Política

TCE-PB imputa débito de R$ 1 milhão a prefeito de Cruz do Espírito Santo

Gestor de Cruz do Espírito Santo fez saques, auxílio-financeiro e retirou do caixa sem as devidas comprovações.




Defesa do prefeito Pedrito Gomes adiantou que vai recorrer da decisão do Tribunal de Contas do Estado

O atual prefeito de Cruz do Espírito Santo, na Região Metropolitana de João Pessoa, Pedro Gomes Pereira, “Pedrito”,  deverá ressarcir aos cofres municipais num prazo de 60 dias a importância de R$ 1.011.063,97, referente às irregularidades levantadas pelo Tribunal de Contas do Estado, que na manhã desta quarta-feira (3), em sessão ordinária do Pleno, emitiu parecer contrário à aprovação das contas do município, relativas a 2017.

A imputação decorreu de saques, auxílio-financeiro e retiradas do caixa sem as devidas comprovações. A defesa do prefeito adiantou que vai recorrer da decisão. Na proposta do relator, conselheiro substituto Oscar Mamede Santiago Melo – acompanhada à unanimidade pelos demais membros da Corte, o órgão fiscalizador ainda fixou multa no valor de R$ 11.737,37.

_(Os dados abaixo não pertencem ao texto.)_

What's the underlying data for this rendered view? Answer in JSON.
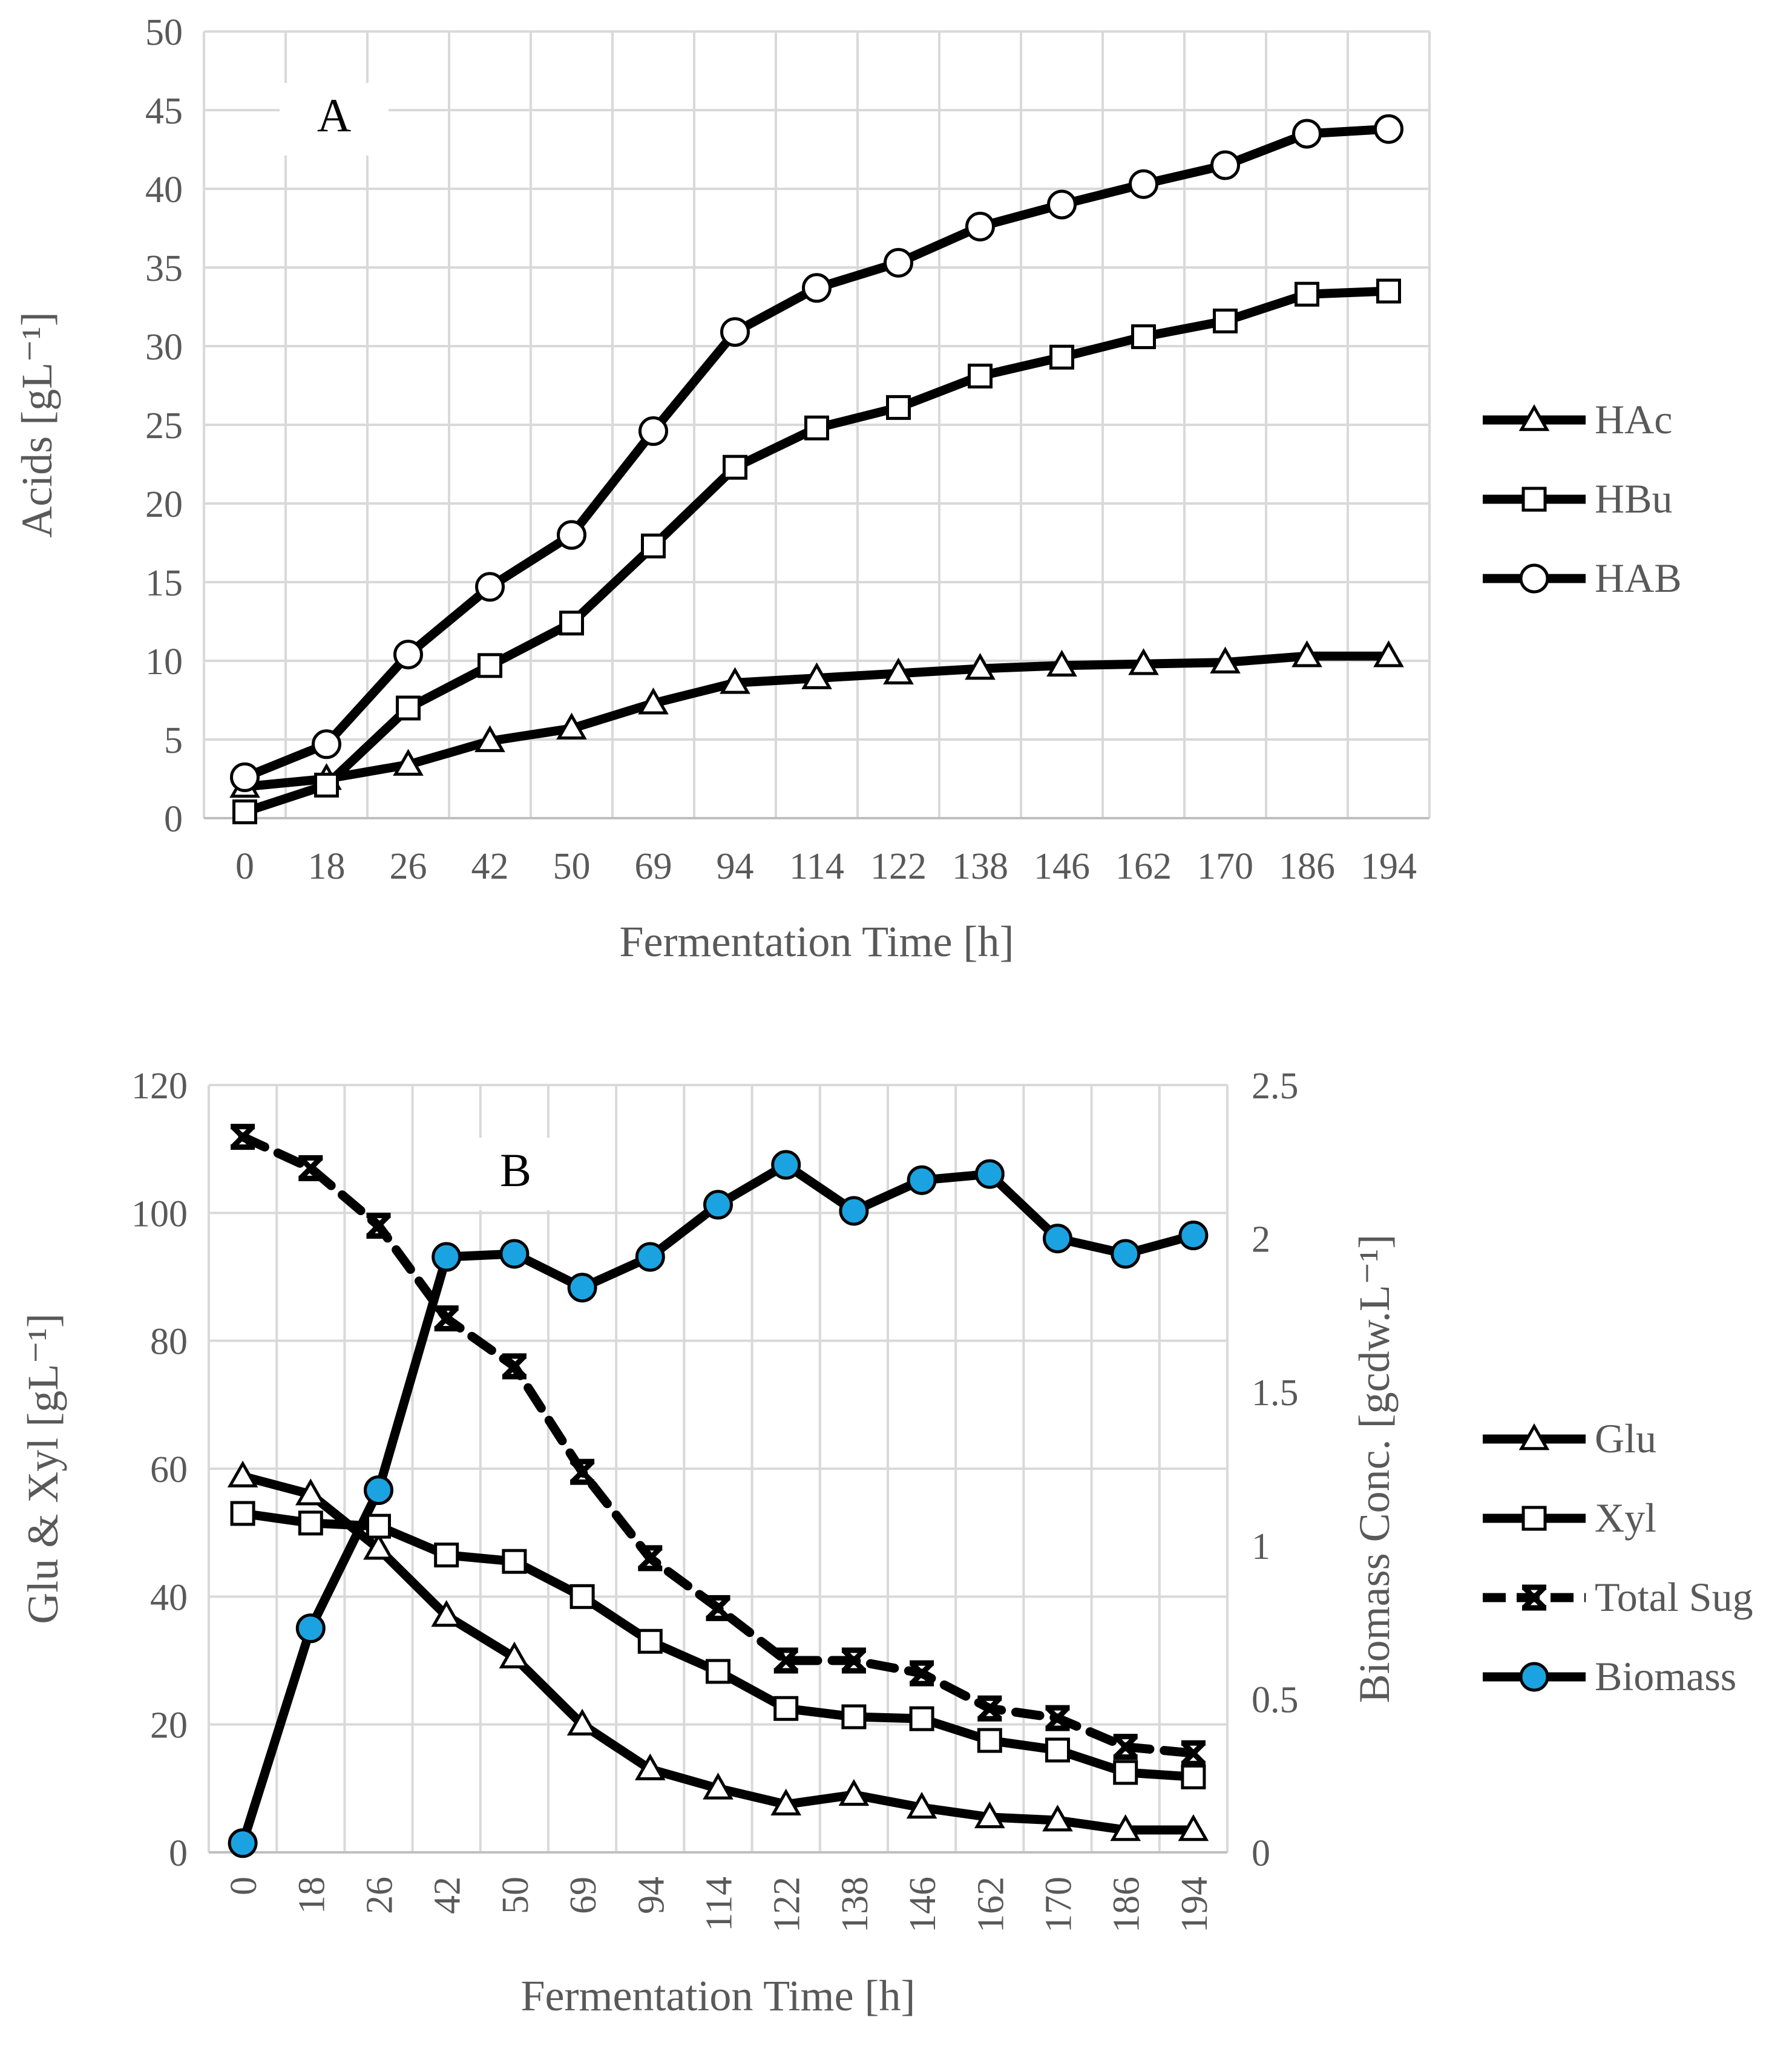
{
  "colors": {
    "line": "#000000",
    "grid": "#d9d9d9",
    "axis": "#bfbfbf",
    "text": "#595959",
    "marker_fill": "#ffffff",
    "biomass_fill": "#1aa3e0"
  },
  "chart_data": [
    {
      "id": "A",
      "type": "line",
      "panel_label": "A",
      "title": "",
      "xlabel": "Fermentation Time [h]",
      "ylabel": "Acids [gL⁻¹]",
      "categories": [
        "0",
        "18",
        "26",
        "42",
        "50",
        "69",
        "94",
        "114",
        "122",
        "138",
        "146",
        "162",
        "170",
        "186",
        "194"
      ],
      "ylim": [
        0,
        50
      ],
      "yticks": [
        "0",
        "5",
        "10",
        "15",
        "20",
        "25",
        "30",
        "35",
        "40",
        "45",
        "50"
      ],
      "grid": true,
      "legend": "right",
      "series": [
        {
          "name": "HAc",
          "marker": "triangle",
          "dash": false,
          "values": [
            2.0,
            2.5,
            3.4,
            4.9,
            5.7,
            7.3,
            8.6,
            8.9,
            9.2,
            9.5,
            9.7,
            9.8,
            9.9,
            10.3,
            10.3
          ]
        },
        {
          "name": "HBu",
          "marker": "square",
          "dash": false,
          "values": [
            0.4,
            2.1,
            7.0,
            9.7,
            12.4,
            17.3,
            22.3,
            24.8,
            26.1,
            28.1,
            29.3,
            30.6,
            31.6,
            33.3,
            33.5
          ]
        },
        {
          "name": "HAB",
          "marker": "circle",
          "dash": false,
          "values": [
            2.6,
            4.7,
            10.4,
            14.7,
            18.0,
            24.6,
            30.9,
            33.7,
            35.3,
            37.6,
            39.0,
            40.3,
            41.5,
            43.5,
            43.8
          ]
        }
      ]
    },
    {
      "id": "B",
      "type": "line",
      "panel_label": "B",
      "title": "",
      "xlabel": "Fermentation Time [h]",
      "ylabel": "Glu & Xyl [gL⁻¹]",
      "y2label": "Biomass Conc. [gcdw.L⁻¹]",
      "categories": [
        "0",
        "18",
        "26",
        "42",
        "50",
        "69",
        "94",
        "114",
        "122",
        "138",
        "146",
        "162",
        "170",
        "186",
        "194"
      ],
      "ylim": [
        0,
        120
      ],
      "yticks": [
        "0",
        "20",
        "40",
        "60",
        "80",
        "100",
        "120"
      ],
      "y2lim": [
        0,
        2.5
      ],
      "y2ticks": [
        "0",
        "0.5",
        "1",
        "1.5",
        "2",
        "2.5"
      ],
      "grid": true,
      "legend": "right",
      "series": [
        {
          "name": "Glu",
          "marker": "triangle",
          "dash": false,
          "axis": "left",
          "values": [
            58.8,
            56.0,
            47.5,
            37.0,
            30.5,
            20.0,
            13.0,
            10.0,
            7.5,
            9.0,
            7.0,
            5.5,
            5.0,
            3.5,
            3.5
          ]
        },
        {
          "name": "Xyl",
          "marker": "square",
          "dash": false,
          "axis": "left",
          "values": [
            53.0,
            51.5,
            51.0,
            46.5,
            45.5,
            40.0,
            33.0,
            28.3,
            22.5,
            21.2,
            20.9,
            17.5,
            16.0,
            12.5,
            11.8
          ]
        },
        {
          "name": "Total Sug",
          "marker": "cross",
          "dash": true,
          "axis": "left",
          "values": [
            111.9,
            107.0,
            98.0,
            83.5,
            76.0,
            59.5,
            46.0,
            38.2,
            30.0,
            30.0,
            28.0,
            22.5,
            21.0,
            16.5,
            15.5
          ]
        },
        {
          "name": "Biomass",
          "marker": "circle",
          "dash": false,
          "axis": "right",
          "values": [
            0.03,
            0.73,
            1.18,
            1.94,
            1.95,
            1.84,
            1.94,
            2.11,
            2.24,
            2.09,
            2.19,
            2.21,
            2.0,
            1.95,
            2.01
          ]
        }
      ]
    }
  ]
}
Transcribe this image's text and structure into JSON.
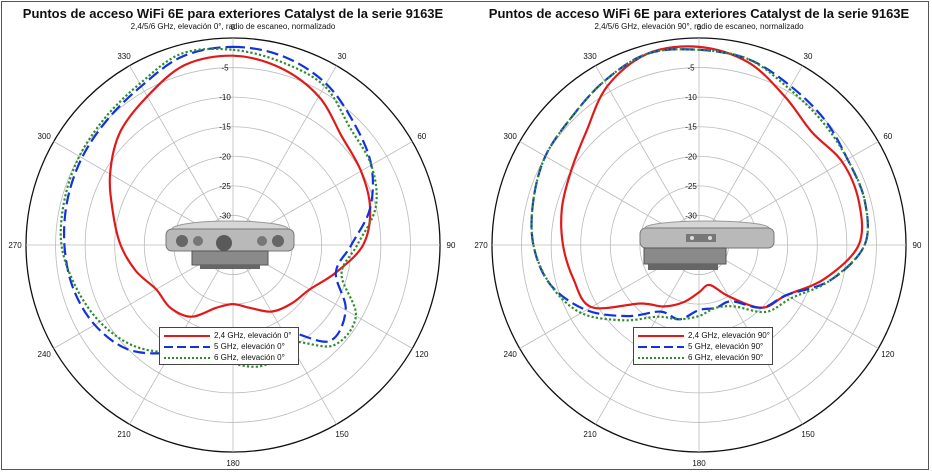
{
  "chart_data": [
    {
      "type": "polar-line",
      "title": "Puntos de acceso WiFi 6E para exteriores Catalyst de la serie 9163E",
      "subtitle": "2,4/5/6 GHz, elevación 0°, radio de escaneo, normalizado",
      "angle_ticks": [
        "0",
        "30",
        "60",
        "90",
        "120",
        "150",
        "180",
        "210",
        "240",
        "270",
        "300",
        "330"
      ],
      "radial_ticks": [
        "-5",
        "-10",
        "-15",
        "-20",
        "-25",
        "-30"
      ],
      "radial_range_db": [
        -35,
        0
      ],
      "legend_placement": "bottom-center",
      "series": [
        {
          "name": "2,4 GHz, elevación 0°",
          "color": "#e01a1a",
          "style": "solid",
          "angles": [
            0,
            15,
            30,
            45,
            60,
            75,
            90,
            105,
            120,
            135,
            150,
            165,
            180,
            195,
            210,
            225,
            240,
            255,
            270,
            285,
            300,
            315,
            330,
            345
          ],
          "values": [
            -3,
            -4,
            -6,
            -9,
            -10,
            -11,
            -13,
            -17,
            -20,
            -21,
            -22,
            -24,
            -25,
            -24,
            -21,
            -20,
            -20,
            -18,
            -16,
            -14,
            -11,
            -8,
            -6,
            -3.5
          ]
        },
        {
          "name": "5 GHz, elevación 0°",
          "color": "#1133dd",
          "style": "dashed",
          "angles": [
            0,
            15,
            30,
            45,
            60,
            75,
            90,
            105,
            120,
            135,
            150,
            165,
            180,
            195,
            210,
            225,
            240,
            255,
            270,
            285,
            300,
            315,
            330,
            345
          ],
          "values": [
            -1.5,
            -2,
            -3.5,
            -6,
            -8,
            -11,
            -15,
            -17,
            -13,
            -12,
            -18,
            -15,
            -17,
            -18,
            -14,
            -10,
            -8,
            -7,
            -6.5,
            -6,
            -5.5,
            -5,
            -4,
            -2
          ]
        },
        {
          "name": "6 GHz, elevación 0°",
          "color": "#2e8b2e",
          "style": "dotted",
          "angles": [
            0,
            15,
            30,
            45,
            60,
            75,
            90,
            105,
            120,
            135,
            150,
            165,
            180,
            195,
            210,
            225,
            240,
            255,
            270,
            285,
            300,
            315,
            330,
            345
          ],
          "values": [
            -2,
            -3,
            -4,
            -7,
            -8,
            -10,
            -14,
            -16,
            -11,
            -11,
            -16,
            -14,
            -15,
            -17,
            -14,
            -11,
            -9,
            -7.5,
            -6,
            -5.5,
            -5,
            -4.5,
            -3.5,
            -1.5
          ]
        }
      ]
    },
    {
      "type": "polar-line",
      "title": "Puntos de acceso WiFi 6E para exteriores Catalyst de la serie 9163E",
      "subtitle": "2,4/5/6 GHz, elevación 90°, radio de escaneo, normalizado",
      "angle_ticks": [
        "0",
        "30",
        "60",
        "90",
        "120",
        "150",
        "180",
        "210",
        "240",
        "270",
        "300",
        "330"
      ],
      "radial_ticks": [
        "-5",
        "-10",
        "-15",
        "-20",
        "-25",
        "-30"
      ],
      "radial_range_db": [
        -35,
        0
      ],
      "legend_placement": "bottom-center",
      "series": [
        {
          "name": "2,4 GHz, elevación 90°",
          "color": "#e01a1a",
          "style": "solid",
          "angles": [
            0,
            15,
            30,
            45,
            60,
            75,
            90,
            105,
            120,
            135,
            150,
            165,
            180,
            195,
            210,
            225,
            240,
            255,
            270,
            285,
            300,
            315,
            330,
            345
          ],
          "values": [
            -1.5,
            -3,
            -6,
            -8,
            -7,
            -7,
            -8,
            -13,
            -18,
            -20,
            -25,
            -28,
            -27,
            -25,
            -23,
            -21,
            -14,
            -13,
            -12,
            -11,
            -10,
            -8,
            -4,
            -1.5
          ]
        },
        {
          "name": "5 GHz, elevación 90°",
          "color": "#1133dd",
          "style": "dashed",
          "angles": [
            0,
            15,
            30,
            45,
            60,
            75,
            90,
            105,
            120,
            135,
            150,
            165,
            180,
            195,
            210,
            225,
            240,
            255,
            270,
            285,
            300,
            315,
            330,
            345
          ],
          "values": [
            -2,
            -2.5,
            -4,
            -5,
            -6,
            -6,
            -7,
            -12,
            -18,
            -20,
            -24,
            -24,
            -24,
            -22,
            -22,
            -18,
            -13,
            -9,
            -7,
            -6,
            -5,
            -4.5,
            -3,
            -1.5
          ]
        },
        {
          "name": "6 GHz, elevación 90°",
          "color": "#2e8b2e",
          "style": "dotted",
          "angles": [
            0,
            15,
            30,
            45,
            60,
            75,
            90,
            105,
            120,
            135,
            150,
            165,
            180,
            195,
            210,
            225,
            240,
            255,
            270,
            285,
            300,
            315,
            330,
            345
          ],
          "values": [
            -2,
            -2.5,
            -4.5,
            -5.5,
            -6,
            -6,
            -7,
            -12,
            -17,
            -19,
            -23,
            -24,
            -23,
            -22,
            -21,
            -17,
            -12,
            -9,
            -7,
            -6,
            -5,
            -4.5,
            -3,
            -1.5
          ]
        }
      ]
    }
  ]
}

As contas do gestor, na condição de ordenador de despesas, foram julgadas irregulares. O TCE também encaminhará à Receita Federal informações a respeito do não recolhimento obrigatório das contribuições previdenciárias. A defesa do

Campina Grande

Durante a sessão do TCE-PB, as contas relativas ao exercício 2016 da Prefeitura Municipal de Campina Grande foram aprovadas. O prefeito Romero Rodrigues celebrou o fato, principalmente pelo desempenho do Município em relação à gestão previdenciária – um dos pontos críticos das administrações públicas em todos os níveis da Federação. No total, a execução do orçamento que foi julgado e aprovado à unanimidade pelos conselheiros do TCE-PB diz respeito a valores superiores a R$ 848 milhões referente ao exercício 2016.

Na oportunidade, foram aprovadas também as prestações de contas anuais das prefeituras municipais de Santa Helena e Aparecida do exercício de 2017, além de Juripiranga e São Bentinho, todas de 2016.  Regulares foram julgadas as contas da Escola do Serviço Público do Estado da Paraíba, relativas a 2017, sob a responsabilidade da gestora Luciane Alves Coutinho.

Ao analisar o recurso de revisão interposto pelo ex-prefeito de Manaíra, José Simão de Sousa, processo TC 05264/13, face o Acórdão APL-TC 00715/16, entenderam os membros da Corte de Contas por reformular a decisão recorrida para emitir parecer favorável às contas do ex-prefeito, diante das informações apresentadas em relação às inconsistências que maculavam a prestação de contas, especificamente no que diz respeito a inspeções em obras públicas.